After years of research, the rose-veiled fairy wrasse (Cirrhilabrus finifenmaa) was characterised last week in the journal ZooKeys.
The wrasse, which can grow to be 7 centimetres long, lives on reefs 50 to 150 metres beneath the Indian Ocean’s surface. In addition to looking incredible in life, the new C. finifenmaa is also fluorescent! It was discovered in the 1990s, but it was initially thought to be an adult version of Cirrhilabrus rubrisquamis, a fish from the Chagos Archipelago island chain 1,000 kilometres south.
Scientists from the California Academy of Sciences, the University of Sydney, the Maldives Marine Research Institute (MMRI) and the Field Museum collaborated on the discovery as part of the Hope for Reefs initiative which aims to study, protect, and restore global reef ecosystems.
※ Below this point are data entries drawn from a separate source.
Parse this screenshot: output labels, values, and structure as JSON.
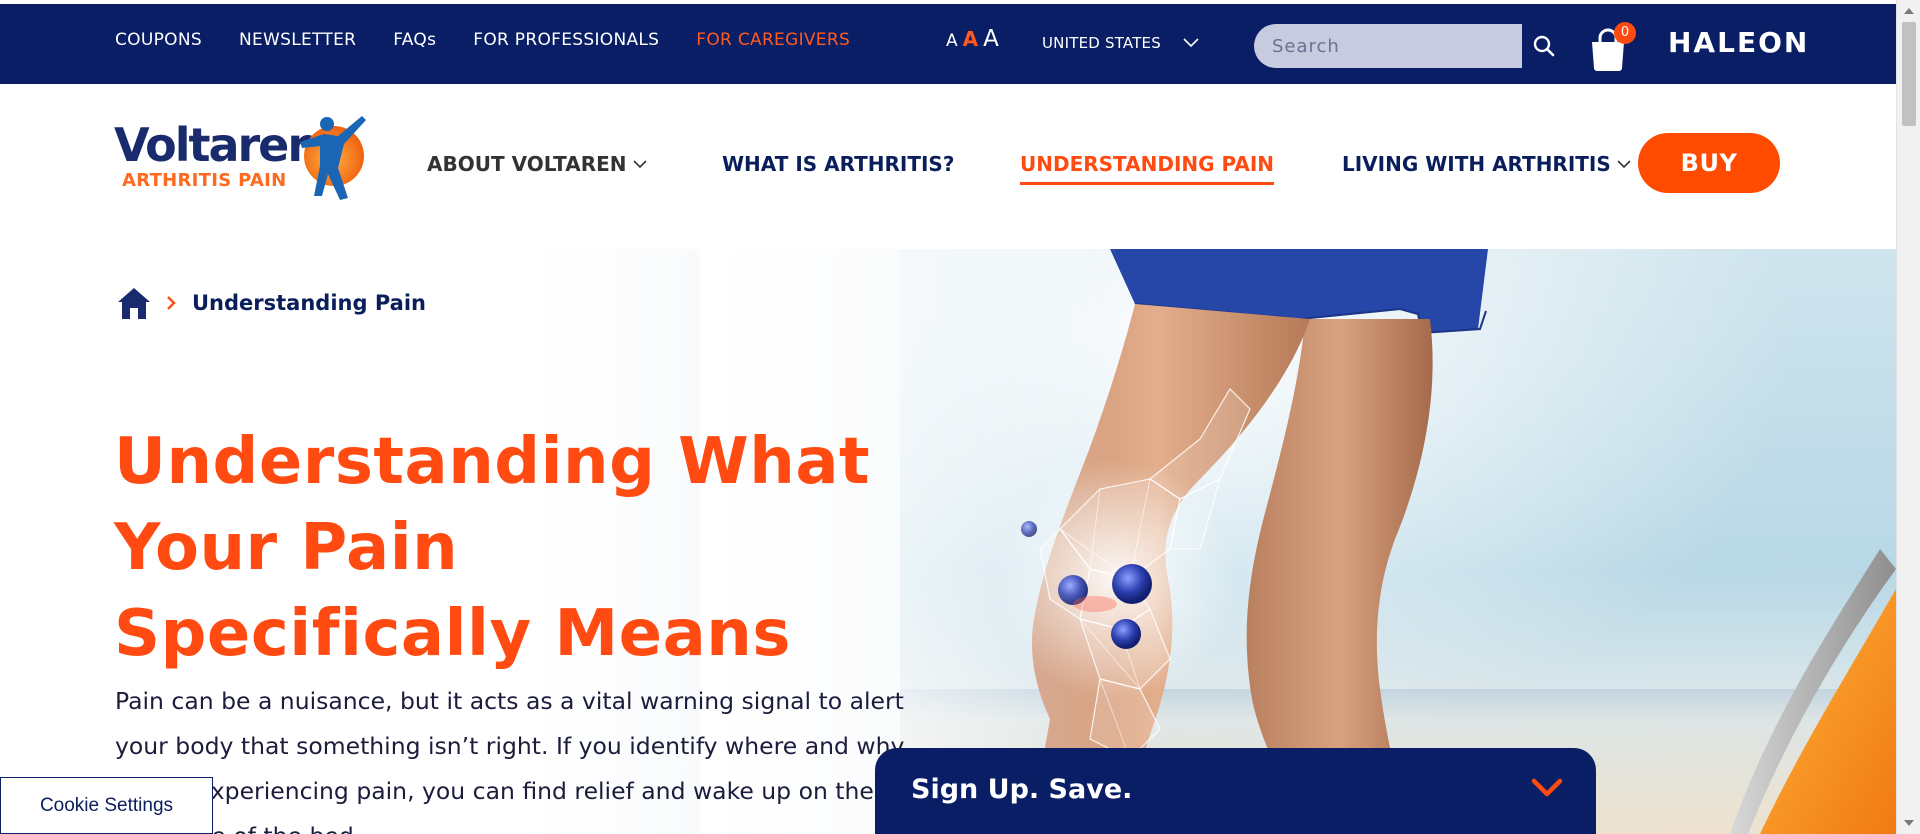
{
  "topbar": {
    "nav": [
      {
        "label": "COUPONS",
        "active": false
      },
      {
        "label": "NEWSLETTER",
        "active": false
      },
      {
        "label": "FAQs",
        "active": false
      },
      {
        "label": "FOR PROFESSIONALS",
        "active": false
      },
      {
        "label": "FOR CAREGIVERS",
        "active": true
      }
    ],
    "font_size_controls": [
      "A",
      "A",
      "A"
    ],
    "country": "UNITED STATES",
    "search_placeholder": "Search",
    "cart_count": "0",
    "corporate_logo": "HALEON"
  },
  "header": {
    "logo": {
      "brand": "Voltaren",
      "sub": "ARTHRITIS PAIN"
    },
    "nav": [
      {
        "label": "ABOUT VOLTAREN",
        "dropdown": true,
        "active": false
      },
      {
        "label": "WHAT IS ARTHRITIS?",
        "dropdown": false,
        "active": false
      },
      {
        "label": "UNDERSTANDING PAIN",
        "dropdown": false,
        "active": true
      },
      {
        "label": "LIVING WITH ARTHRITIS",
        "dropdown": true,
        "active": false
      }
    ],
    "buy_label": "BUY"
  },
  "hero": {
    "breadcrumb": {
      "current": "Understanding Pain"
    },
    "title": "Understanding What Your Pain Specifically Means",
    "intro": "Pain can be a nuisance, but it acts as a vital warning signal to alert your body that something isn’t right. If you identify where and why you’re experiencing pain, you can find relief and wake up on the right side of the bed."
  },
  "overlays": {
    "cookie_settings": "Cookie Settings",
    "signup": "Sign Up. Save."
  },
  "colors": {
    "navy": "#0a1e66",
    "orange": "#ff4b12",
    "text": "#1c1c3c"
  }
}
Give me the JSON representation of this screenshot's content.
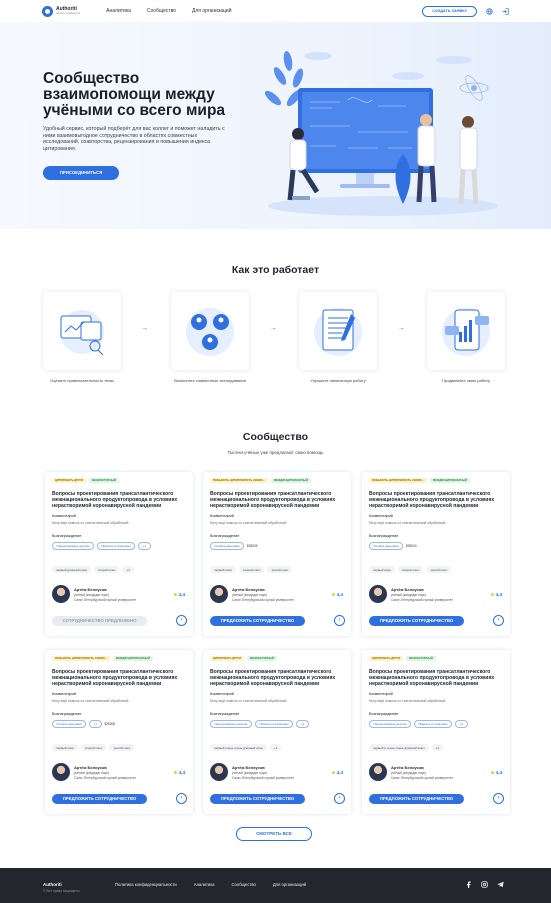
{
  "header": {
    "brand": "Authoriti",
    "brand_sub": "научное сообщество",
    "nav": [
      "Аналитика",
      "Сообщество",
      "Для организаций"
    ],
    "create_button": "СОЗДАТЬ ЗАЯВКУ"
  },
  "hero": {
    "title": "Сообщество взаимопомощи между учёными со всего мира",
    "subtitle": "Удобный сервис, который подберёт для вас коллег и поможет наладить с ними взаимовыгодное сотрудничество в областях совместных исследований, соавторства, рецензирования и повышения индекса цитирования.",
    "join_button": "ПРИСОЕДИНИТЬСЯ"
  },
  "how": {
    "title": "Как это работает",
    "steps": [
      "Оцените привлекательность темы",
      "Выполните совместные исследования",
      "Улучшите написанную работу",
      "Продвигайте свою работу"
    ]
  },
  "community": {
    "title": "Сообщество",
    "subtitle": "Тысячи учёных уже предлагают свою помощь",
    "card_title": "Вопросы проектирования трансатлантического межнационального продуктопровода в условиях нерастворимой коронавирусной пандемии",
    "comment_label": "Комментарий",
    "comment_text": "Могу ещё помочь со статистической обработкой",
    "reward_label": "Вознаграждение",
    "user_name": "Артём Белоусов",
    "user_role": "учёный (кандидат наук)",
    "user_org": "Санкт-Петербургский горный университет",
    "rating": "4,4",
    "offer_button": "ПРЕДЛОЖИТЬ СОТРУДНИЧЕСТВО",
    "disabled_button": "СОТРУДНИЧЕСТВО ПРЕДЛОЖЕНО",
    "cards": [
      {
        "tag1": "ЦИТИРОВАТЬ ДРУГИ",
        "tag2": "МЕЖСЕКТОРНЫЙ",
        "pill1": "Процитировать другим",
        "pill2": "Принять в соавторы",
        "pill3": "+1",
        "money": "",
        "chip1": "первый длинный ключ",
        "chip2": "второй ключ",
        "chip3": "+1",
        "disabled": true
      },
      {
        "tag1": "ПОВЫСИТЬ ЦИТИРУЕМОСТЬ СВОИХ...",
        "tag2": "МЕЖДИСЦИПЛИНАРНЫЙ",
        "pill1": "Оплата деньгами",
        "pill2": "",
        "pill3": "",
        "money": "$25000",
        "chip1": "первый ключ",
        "chip2": "второй ключ",
        "chip3": "третий ключ",
        "disabled": false
      },
      {
        "tag1": "ПОВЫСИТЬ ЦИТИРУЕМОСТЬ СВОИХ...",
        "tag2": "МЕЖДИСЦИПЛИНАРНЫЙ",
        "pill1": "Оплата деньгами",
        "pill2": "",
        "pill3": "",
        "money": "$25000",
        "chip1": "первый ключ",
        "chip2": "второй ключ",
        "chip3": "третий ключ",
        "disabled": false
      },
      {
        "tag1": "ПОВЫСИТЬ ЦИТИРУЕМОСТЬ СВОИХ...",
        "tag2": "МЕЖДИСЦИПЛИНАРНЫЙ",
        "pill1": "Оплата деньгами",
        "pill2": "+1",
        "pill3": "",
        "money": "$25000",
        "chip1": "первый ключ",
        "chip2": "второй ключ",
        "chip3": "третий ключ",
        "disabled": false
      },
      {
        "tag1": "ЦИТИРОВАТЬ ДРУГИ",
        "tag2": "МЕЖСЕКТОРНЫЙ",
        "pill1": "Процитировать другим",
        "pill2": "Принять в соавторы",
        "pill3": "+1",
        "money": "",
        "chip1": "первый очень очень длинный ключ",
        "chip2": "+1",
        "chip3": "",
        "disabled": false
      },
      {
        "tag1": "ЦИТИРОВАТЬ ДРУГИ",
        "tag2": "МЕЖСЕКТОРНЫЙ",
        "pill1": "Процитировать другим",
        "pill2": "Принять в соавторы",
        "pill3": "+1",
        "money": "",
        "chip1": "первый и очень очень длинный ключ",
        "chip2": "+1",
        "chip3": "",
        "disabled": false
      }
    ],
    "see_all": "СМОТРЕТЬ ВСЕ"
  },
  "footer": {
    "brand": "Authoriti",
    "copyright": "© Все права защищены",
    "links": [
      "Политика конфиденциальности",
      "Аналитика",
      "Сообщество",
      "Для организаций"
    ]
  },
  "colors": {
    "accent": "#2f6fe0",
    "footer_bg": "#23262c"
  }
}
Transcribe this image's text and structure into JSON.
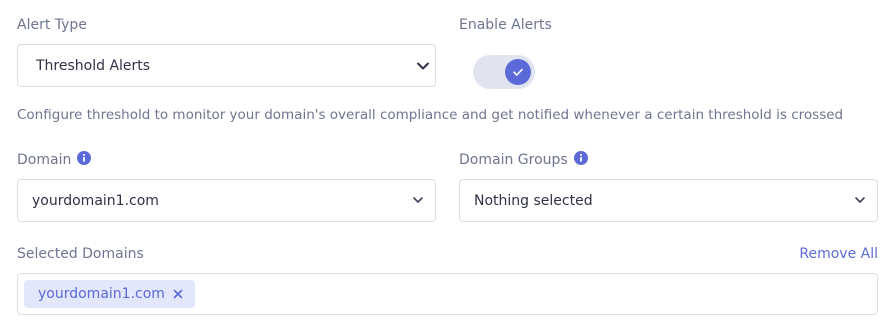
{
  "alert_type": {
    "label": "Alert Type",
    "value": "Threshold Alerts"
  },
  "enable_alerts": {
    "label": "Enable Alerts",
    "enabled": true
  },
  "description": "Configure threshold to monitor your domain's overall compliance and get notified whenever a certain threshold is crossed",
  "domain": {
    "label": "Domain",
    "value": "yourdomain1.com"
  },
  "domain_groups": {
    "label": "Domain Groups",
    "value": "Nothing selected"
  },
  "selected_domains": {
    "label": "Selected Domains",
    "remove_all": "Remove All",
    "chips": [
      "yourdomain1.com"
    ]
  },
  "colors": {
    "accent": "#5b6ad8",
    "chip_bg": "#e3e7fb",
    "label": "#6f7591",
    "border": "#dcdee6"
  },
  "icons": [
    "chevron-down-icon",
    "info-icon",
    "check-icon",
    "close-icon"
  ]
}
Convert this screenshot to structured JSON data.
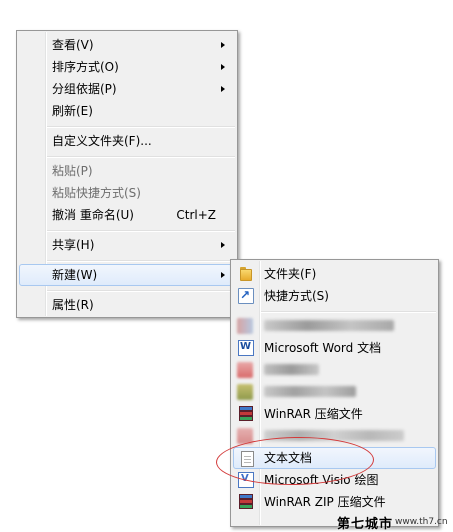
{
  "context_menu": {
    "items": [
      {
        "label": "查看(V)"
      },
      {
        "label": "排序方式(O)"
      },
      {
        "label": "分组依据(P)"
      },
      {
        "label": "刷新(E)"
      },
      {
        "label": "自定义文件夹(F)..."
      },
      {
        "label": "粘贴(P)"
      },
      {
        "label": "粘贴快捷方式(S)"
      },
      {
        "label": "撤消 重命名(U)",
        "shortcut": "Ctrl+Z"
      },
      {
        "label": "共享(H)"
      },
      {
        "label": "新建(W)"
      },
      {
        "label": "属性(R)"
      }
    ]
  },
  "new_submenu": {
    "items": [
      {
        "label": "文件夹(F)",
        "icon": "folder-icon"
      },
      {
        "label": "快捷方式(S)",
        "icon": "shortcut-icon"
      },
      {
        "label": "",
        "icon": "blurred-icon"
      },
      {
        "label": "Microsoft Word 文档",
        "icon": "word-document-icon"
      },
      {
        "label": "",
        "icon": "blurred-icon"
      },
      {
        "label": "",
        "icon": "blurred-icon"
      },
      {
        "label": "WinRAR 压缩文件",
        "icon": "winrar-icon"
      },
      {
        "label": "",
        "icon": "blurred-icon"
      },
      {
        "label": "文本文档",
        "icon": "text-document-icon"
      },
      {
        "label": "Microsoft Visio 绘图",
        "icon": "visio-icon"
      },
      {
        "label": "WinRAR ZIP 压缩文件",
        "icon": "winrar-zip-icon"
      }
    ]
  },
  "watermark": {
    "site_name": "第七城市",
    "url": "www.th7.cn"
  },
  "colors": {
    "menu_background": "#f0f0f0",
    "hover_border": "#a8c8f0",
    "annotation_circle": "#d33a3a"
  }
}
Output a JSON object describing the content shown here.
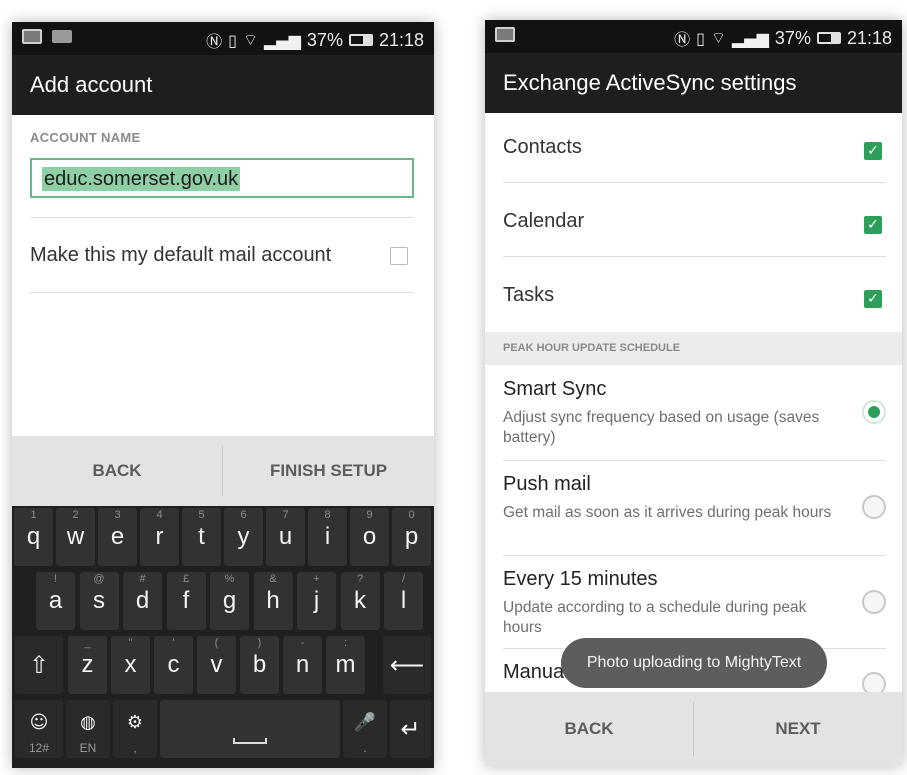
{
  "left": {
    "status": {
      "signal_percent": "37%",
      "time": "21:18"
    },
    "title": "Add account",
    "account_name_label": "ACCOUNT NAME",
    "account_name_value": "educ.somerset.gov.uk",
    "default_mail_label": "Make this my default mail account",
    "buttons": {
      "back": "BACK",
      "finish": "FINISH SETUP"
    },
    "keyboard": {
      "row1": [
        {
          "k": "q",
          "h": "1"
        },
        {
          "k": "w",
          "h": "2"
        },
        {
          "k": "e",
          "h": "3"
        },
        {
          "k": "r",
          "h": "4"
        },
        {
          "k": "t",
          "h": "5"
        },
        {
          "k": "y",
          "h": "6"
        },
        {
          "k": "u",
          "h": "7"
        },
        {
          "k": "i",
          "h": "8"
        },
        {
          "k": "o",
          "h": "9"
        },
        {
          "k": "p",
          "h": "0"
        }
      ],
      "row2": [
        {
          "k": "a",
          "h": "!"
        },
        {
          "k": "s",
          "h": "@"
        },
        {
          "k": "d",
          "h": "#"
        },
        {
          "k": "f",
          "h": "£"
        },
        {
          "k": "g",
          "h": "%"
        },
        {
          "k": "h",
          "h": "&"
        },
        {
          "k": "j",
          "h": "+"
        },
        {
          "k": "k",
          "h": "?"
        },
        {
          "k": "l",
          "h": "/"
        }
      ],
      "row3": [
        {
          "k": "z",
          "h": "_"
        },
        {
          "k": "x",
          "h": "\""
        },
        {
          "k": "c",
          "h": "'"
        },
        {
          "k": "v",
          "h": "("
        },
        {
          "k": "b",
          "h": ")"
        },
        {
          "k": "n",
          "h": "-"
        },
        {
          "k": "m",
          "h": ":"
        }
      ],
      "sym_label": "12#",
      "lang_label": "EN",
      "comma_label": ",",
      "period_label": "."
    }
  },
  "right": {
    "status": {
      "signal_percent": "37%",
      "time": "21:18"
    },
    "title": "Exchange ActiveSync settings",
    "sync_items": [
      "Contacts",
      "Calendar",
      "Tasks"
    ],
    "section_header": "PEAK HOUR UPDATE SCHEDULE",
    "options": [
      {
        "title": "Smart Sync",
        "desc": "Adjust sync frequency based on usage (saves battery)",
        "selected": true
      },
      {
        "title": "Push mail",
        "desc": "Get mail as soon as it arrives during peak hours",
        "selected": false
      },
      {
        "title": "Every 15 minutes",
        "desc": "Update according to a schedule during peak hours",
        "selected": false
      },
      {
        "title": "Manually",
        "desc": "",
        "selected": false
      }
    ],
    "toast": "Photo uploading to MightyText",
    "buttons": {
      "back": "BACK",
      "next": "NEXT"
    }
  },
  "colors": {
    "accent": "#2e9e5b",
    "appbar": "#1e1e1e",
    "statusbar": "#121212"
  },
  "icons": [
    "image-icon",
    "keyboard-icon",
    "nfc-icon",
    "vibrate-icon",
    "wifi-icon",
    "signal-icon",
    "battery-icon",
    "shift-icon",
    "backspace-icon",
    "emoji-icon",
    "globe-icon",
    "settings-icon",
    "mic-icon",
    "enter-icon",
    "space-icon"
  ]
}
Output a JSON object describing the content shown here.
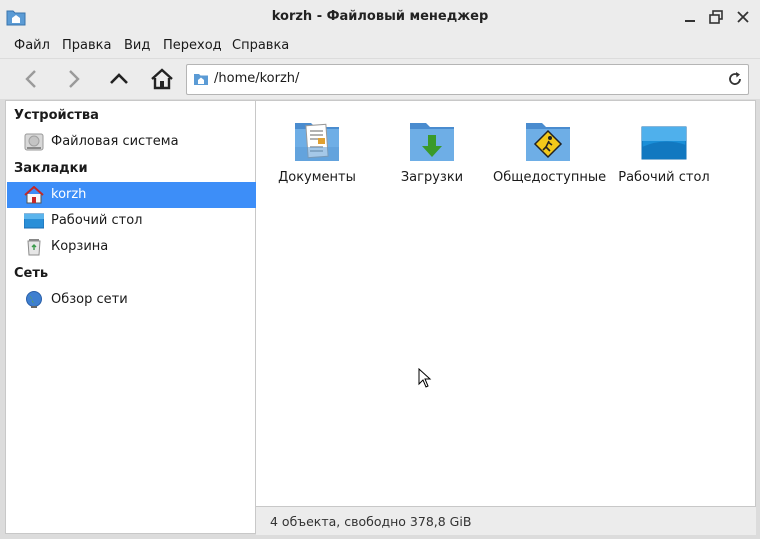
{
  "window": {
    "title": "korzh - Файловый менеджер",
    "controls": [
      "minimize",
      "maximize",
      "close"
    ]
  },
  "menu": [
    "Файл",
    "Правка",
    "Вид",
    "Переход",
    "Справка"
  ],
  "toolbar": {
    "path": "/home/korzh/"
  },
  "sidebar": {
    "sections": [
      {
        "heading": "Устройства",
        "items": [
          {
            "label": "Файловая система",
            "icon": "drive-icon"
          }
        ]
      },
      {
        "heading": "Закладки",
        "items": [
          {
            "label": "korzh",
            "icon": "home-folder-icon",
            "selected": true
          },
          {
            "label": "Рабочий стол",
            "icon": "desktop-icon"
          },
          {
            "label": "Корзина",
            "icon": "trash-icon"
          }
        ]
      },
      {
        "heading": "Сеть",
        "items": [
          {
            "label": "Обзор сети",
            "icon": "network-icon"
          }
        ]
      }
    ]
  },
  "files": [
    {
      "name": "Документы",
      "icon": "documents-folder-icon"
    },
    {
      "name": "Загрузки",
      "icon": "downloads-folder-icon"
    },
    {
      "name": "Общедоступные",
      "icon": "public-folder-icon"
    },
    {
      "name": "Рабочий стол",
      "icon": "desktop-folder-icon"
    }
  ],
  "status": "4 объекта, свободно 378,8 GiB",
  "colors": {
    "selection": "#3d8ef8",
    "folder": "#5b9bd5"
  }
}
Yi-Kai Tea, a doctoral student at the University of Sydney, told Sci News that it hadn’t been identified as a single species until now, which is significant for conservation.
“What we previously thought was one widespread species of fish, is actually two different species, each with a potentially much more restricted distribution,” Tea explained. “This exemplifies why describing new species, and taxonomy in general, is important for conservation and biodiversity management.”
Despite the fact that it has only recently been described, the new species is already being exploited by the aquarium hobbyist trade.
“Though the species is quite abundant and therefore not currently at a high risk of overexploitation, it’s still unsettling when a fish is already being commercialised before it even has a scientific name,” said Dr. Luiz Rocha, a researcher at the California Academy of Sciences, San Francisco.
“It speaks to how much biodiversity there is still left to be described from coral reef ecosystems.”
Aside from the rose-veiled fairy wrasse, divers discovered eight other fish, all of which could be new species.